People defy labels and their attending prejudices all the time. There are mothers who aren’t maternal, successful people who aren’t happy and psychotherapists who are in terrible mental health.

Then there are people with cancer who are in pretty good shape.

Often, I don’t think I behave as a ‘real’ cancer person is expected to. For instance I cycled into town on the weekend, where I bumped into a dad from school. He clutched at his chest “What are you doing on a bike!!” It was as if I’d escaped from an asylum. He went on “It’s brilliant! You’re out! It’s so good too see!”

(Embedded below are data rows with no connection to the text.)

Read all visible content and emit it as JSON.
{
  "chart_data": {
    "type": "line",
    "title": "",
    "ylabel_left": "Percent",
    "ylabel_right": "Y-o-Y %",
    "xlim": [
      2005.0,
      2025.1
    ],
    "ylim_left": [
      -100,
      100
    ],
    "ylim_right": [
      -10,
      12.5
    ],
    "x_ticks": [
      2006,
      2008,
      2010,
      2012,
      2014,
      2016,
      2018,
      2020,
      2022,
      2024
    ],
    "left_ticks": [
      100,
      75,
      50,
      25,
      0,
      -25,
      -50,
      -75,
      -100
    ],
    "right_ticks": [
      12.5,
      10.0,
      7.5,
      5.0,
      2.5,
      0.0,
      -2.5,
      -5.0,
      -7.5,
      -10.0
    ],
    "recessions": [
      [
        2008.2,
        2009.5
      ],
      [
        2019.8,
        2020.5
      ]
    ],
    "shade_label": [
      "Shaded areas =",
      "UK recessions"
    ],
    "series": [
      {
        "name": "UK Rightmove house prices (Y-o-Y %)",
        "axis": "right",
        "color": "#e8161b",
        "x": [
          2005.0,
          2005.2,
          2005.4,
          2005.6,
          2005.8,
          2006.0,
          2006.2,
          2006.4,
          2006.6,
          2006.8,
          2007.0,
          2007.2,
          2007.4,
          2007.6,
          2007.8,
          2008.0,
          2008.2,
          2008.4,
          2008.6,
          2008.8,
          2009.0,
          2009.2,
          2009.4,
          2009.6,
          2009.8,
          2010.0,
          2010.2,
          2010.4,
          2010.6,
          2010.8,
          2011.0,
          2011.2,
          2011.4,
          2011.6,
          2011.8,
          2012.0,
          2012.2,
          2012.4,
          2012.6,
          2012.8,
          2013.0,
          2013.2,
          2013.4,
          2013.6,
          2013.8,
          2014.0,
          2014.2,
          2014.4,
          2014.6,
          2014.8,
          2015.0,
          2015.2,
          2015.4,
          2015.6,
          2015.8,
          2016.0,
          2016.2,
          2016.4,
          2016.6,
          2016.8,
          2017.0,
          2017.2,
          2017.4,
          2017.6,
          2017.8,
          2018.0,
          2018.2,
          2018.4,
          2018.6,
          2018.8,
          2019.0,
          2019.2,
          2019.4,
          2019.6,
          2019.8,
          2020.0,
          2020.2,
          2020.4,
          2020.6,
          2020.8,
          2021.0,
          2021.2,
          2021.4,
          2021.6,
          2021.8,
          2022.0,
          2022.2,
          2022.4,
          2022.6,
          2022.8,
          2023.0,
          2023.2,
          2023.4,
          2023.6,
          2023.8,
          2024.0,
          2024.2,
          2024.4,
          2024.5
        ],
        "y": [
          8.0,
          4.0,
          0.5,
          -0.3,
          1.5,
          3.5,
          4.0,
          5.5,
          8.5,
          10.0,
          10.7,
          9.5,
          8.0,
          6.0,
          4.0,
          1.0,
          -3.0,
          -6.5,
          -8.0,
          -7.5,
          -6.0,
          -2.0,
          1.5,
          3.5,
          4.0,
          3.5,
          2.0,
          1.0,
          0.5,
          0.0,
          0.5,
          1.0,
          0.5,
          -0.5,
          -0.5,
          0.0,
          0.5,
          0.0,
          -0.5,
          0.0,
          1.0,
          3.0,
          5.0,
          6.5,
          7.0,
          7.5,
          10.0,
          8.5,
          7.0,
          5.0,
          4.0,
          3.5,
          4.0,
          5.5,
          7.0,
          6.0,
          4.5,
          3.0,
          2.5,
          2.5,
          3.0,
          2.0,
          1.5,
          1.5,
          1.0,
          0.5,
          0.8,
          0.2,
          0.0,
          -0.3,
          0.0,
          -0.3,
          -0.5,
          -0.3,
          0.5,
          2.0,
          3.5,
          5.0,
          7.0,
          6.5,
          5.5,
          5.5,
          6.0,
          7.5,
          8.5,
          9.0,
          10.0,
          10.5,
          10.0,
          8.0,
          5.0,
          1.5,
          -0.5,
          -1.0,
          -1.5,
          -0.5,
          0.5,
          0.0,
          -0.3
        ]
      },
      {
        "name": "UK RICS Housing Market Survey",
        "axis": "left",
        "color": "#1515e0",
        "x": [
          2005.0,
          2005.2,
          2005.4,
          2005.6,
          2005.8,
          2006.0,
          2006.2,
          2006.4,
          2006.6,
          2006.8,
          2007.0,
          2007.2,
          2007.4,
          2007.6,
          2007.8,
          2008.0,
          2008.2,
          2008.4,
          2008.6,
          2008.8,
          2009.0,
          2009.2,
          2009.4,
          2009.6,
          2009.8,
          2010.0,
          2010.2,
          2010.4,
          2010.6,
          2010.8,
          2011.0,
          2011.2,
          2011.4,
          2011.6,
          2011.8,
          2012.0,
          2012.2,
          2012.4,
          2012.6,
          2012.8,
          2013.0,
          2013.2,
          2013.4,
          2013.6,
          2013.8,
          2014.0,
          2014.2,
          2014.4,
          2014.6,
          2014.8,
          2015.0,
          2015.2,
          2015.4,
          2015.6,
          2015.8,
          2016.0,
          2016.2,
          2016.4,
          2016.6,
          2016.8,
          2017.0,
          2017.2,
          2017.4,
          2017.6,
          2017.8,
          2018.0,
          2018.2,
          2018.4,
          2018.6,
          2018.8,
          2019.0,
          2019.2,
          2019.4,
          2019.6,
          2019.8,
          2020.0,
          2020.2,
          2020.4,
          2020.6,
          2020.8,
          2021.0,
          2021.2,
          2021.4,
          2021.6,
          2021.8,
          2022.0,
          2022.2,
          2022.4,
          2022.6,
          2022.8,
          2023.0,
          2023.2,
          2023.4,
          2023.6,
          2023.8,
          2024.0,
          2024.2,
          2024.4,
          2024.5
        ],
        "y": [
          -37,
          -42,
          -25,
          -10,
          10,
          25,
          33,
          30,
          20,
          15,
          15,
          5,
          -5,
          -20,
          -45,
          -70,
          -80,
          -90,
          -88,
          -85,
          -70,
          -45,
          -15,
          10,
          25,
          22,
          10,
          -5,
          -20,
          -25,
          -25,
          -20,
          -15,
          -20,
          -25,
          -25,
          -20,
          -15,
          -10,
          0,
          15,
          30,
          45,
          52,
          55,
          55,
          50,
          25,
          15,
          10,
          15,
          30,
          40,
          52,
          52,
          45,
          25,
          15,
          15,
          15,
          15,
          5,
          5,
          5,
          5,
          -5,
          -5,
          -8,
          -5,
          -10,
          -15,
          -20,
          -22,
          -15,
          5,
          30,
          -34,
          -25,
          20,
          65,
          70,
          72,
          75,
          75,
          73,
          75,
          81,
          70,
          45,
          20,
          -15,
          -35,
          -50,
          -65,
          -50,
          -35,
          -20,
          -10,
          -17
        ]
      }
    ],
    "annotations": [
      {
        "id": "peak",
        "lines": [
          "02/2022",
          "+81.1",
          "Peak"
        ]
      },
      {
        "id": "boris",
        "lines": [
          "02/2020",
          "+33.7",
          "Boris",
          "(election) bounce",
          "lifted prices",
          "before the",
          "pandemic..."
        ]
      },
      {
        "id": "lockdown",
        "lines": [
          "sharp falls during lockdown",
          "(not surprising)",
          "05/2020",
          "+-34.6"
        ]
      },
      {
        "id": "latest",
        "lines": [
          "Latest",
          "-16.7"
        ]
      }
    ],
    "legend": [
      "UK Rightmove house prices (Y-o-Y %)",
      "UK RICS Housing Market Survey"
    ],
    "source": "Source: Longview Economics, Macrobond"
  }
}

If I’m surprising folks for that reason, then I’m happy. It may seem disingenuous of me but I don’t feel comfortable being called a cancer survivor/fighter/victim. Obviously it’s not technically untrue, it’s just that most people’s assumptions about how dreadful it must be to have cancer fails to capture how I feel about the experience as a whole. And it is an ‘experience’ – it’s something that’s happened, it’s not who I am.

As a side note, I don’t see myself as brave either, because that implies a) I had a choice in the matter, which I didn’t given I want to parent and live, for a long, long time and b) that those who perish failed to be brave enough, which is clearly untrue.

As a word-lover I’ve been fascinated to observe how incredibly powerful that six-letter word is. ‘Cancer’ shocks and scares like no other word I’ve uttered. In the UK there was a campaign that aimed to disengage this stigma. It declared “Cancer: it’s a word, not a sentence.”  But many people assume, very wrongly, that you’re going to die. Just like many also assume, again, very wrongly, that depression isn’t a real illness, when in fact it can often be not only debilitating, but also life-threatening.

But the little c is part of my world now so I have to accept the power and responsibility that comes with that. And if I don’t want to be seen as a victim, which I really, really don’t, I can’t go beating people around the head with it.

For instance, the other day after my treatment I got pulled over by the cops for speeding in a school zone. I gave my explanation – that I was from New South Wales and didn’t realise I had crossed the border where the time was different – and could see he was in two minds about whether to issue a ticket. “Do you have anything else to say?” he asked.

I looked over at my branded bag containing my gown and lotion. “See that bag? That’s the logo of the Premion cancer facility. I’ve just finished a radiotherapy session and am on my way to my psychotherapist, who’s helping me make sense of this total and utter nightmare of a year, and he will ask me questions about my dead parents and my children and I will weep and weep. I will then head back home to my daughter and baby son, who are with their father.”

Is what I could have said. Instead I said “I’m sorry, it was a genuine mistake.” And he let me go with a warning. My powder was kept dry.

That bag. Honestly. It was as if it contained the Ring, or a light saber. I could have easily, easily pulled it out and got off for sure. Might I have been so principled if he’d written the ticket? I think so, although I guess we’ll never know for sure.

Brené Brown calls oversharing for attention ‘floodlighting’, because your conversation partner is dazzled and discomforted by your words.

At the psychotherapist later that morning, the receptionist told me in detail about her lousy day so far. It made my tongue bleed I was biting it so hard. The treatment. The run in with the law. “Your lousy day, huh?” I said. But again, only in my head.

Because how can I claim to not want to be identified with cancer, yet at the same time wrap myself in its protective tentacles?